Another grumbles in a letter about the main villain of the previous downloadable chapter. Then there’s the finale, which connects Odyssey more directly to some other Assassin’s Creed games and has spurred debates on places like the series’ subreddit about whether the connection is forced and mere fan service. I saw it coming and liked it, hard as it was for me to see some of the final choices the parents in this mini-saga end up making.


You can’t play The Legacy Of The First Blade without playing Assassin’s Creed Odyssey overall, so consideration of the first can’t happen without the other. The overall three-chapter offering of First Blade has been just different enough in plot and the kinds of turns of events it entails to avoid feeling redundant, but it doesn’t stand out as special compared to many of the self-contained multi-hour sagas that play out on Odyssey’s islands in the base game.

Off the game’s main Greek landmass, those islands tell some wonderful multi-hour adventures tied to specific themes: An island full of hucksters and people obsessed with the minotaur; an island with two lovers at the center of a rebellion; an island where people are obsessed with a battle royale competition; and more. First Blade’s three-region adventure feels like a hop across three more of those islands, and depending on how many other islands you’ve seen before you visit it, its use of Odyssey’s gameplay and quest mechanics will feel more fresh or more tired.

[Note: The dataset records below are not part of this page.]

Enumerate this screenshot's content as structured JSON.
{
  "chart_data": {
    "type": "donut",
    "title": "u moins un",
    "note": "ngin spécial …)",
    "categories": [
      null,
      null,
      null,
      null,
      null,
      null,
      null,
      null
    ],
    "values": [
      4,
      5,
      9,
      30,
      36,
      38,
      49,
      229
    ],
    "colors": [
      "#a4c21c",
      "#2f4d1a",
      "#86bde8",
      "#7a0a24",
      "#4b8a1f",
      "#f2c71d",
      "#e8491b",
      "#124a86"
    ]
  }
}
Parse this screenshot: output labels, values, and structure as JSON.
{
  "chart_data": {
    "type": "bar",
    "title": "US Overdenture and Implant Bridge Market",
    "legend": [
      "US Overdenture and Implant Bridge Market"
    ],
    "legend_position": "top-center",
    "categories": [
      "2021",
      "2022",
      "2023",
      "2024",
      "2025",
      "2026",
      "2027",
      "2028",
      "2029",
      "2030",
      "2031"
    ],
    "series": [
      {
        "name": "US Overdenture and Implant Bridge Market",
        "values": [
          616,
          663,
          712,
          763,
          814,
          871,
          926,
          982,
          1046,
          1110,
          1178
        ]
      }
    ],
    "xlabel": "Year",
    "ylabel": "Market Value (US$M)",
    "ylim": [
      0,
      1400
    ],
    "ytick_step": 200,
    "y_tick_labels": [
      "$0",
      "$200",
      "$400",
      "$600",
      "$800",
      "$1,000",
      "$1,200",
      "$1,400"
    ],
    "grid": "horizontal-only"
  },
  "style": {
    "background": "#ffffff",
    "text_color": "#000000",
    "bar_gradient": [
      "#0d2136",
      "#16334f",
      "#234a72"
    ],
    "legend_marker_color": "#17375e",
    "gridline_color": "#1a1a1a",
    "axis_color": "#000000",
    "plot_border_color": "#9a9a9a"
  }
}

I ultimately enjoyed First Blade’s diversion, much as it made me yearn for a game in which my character again has a hidden blade. I wish its ending didn’t tie everything up so neatly and that Odyssey’s gameplay systems were harnessed to give players a wider range of things to do. I also wish it felt like the expansion mattered more to the Odyssey game I’m still playing, the one where I still have plenty more main and side-quests to go, even with my play clock now at 101 hours.

The stresses of parenthood are compelling. At least, they are to me. I left my game paused for the night last night. Our daughter was sick, and her twin brother was confused. I didn’t get back to sleep until nearly 3 am when the kids were finally going back down to bed. I unpaused the boss battle at 7 AM, and after beating it, I checked out the expansion’s touching epilogue. My daughter was feeling better when she woke up, though my son was cranky that he got so little sleep. My parenting adventures will continue. Despite some disappointments with how routine and bottled up Bloodline turned out to be, I wish Kassandra’s would, too.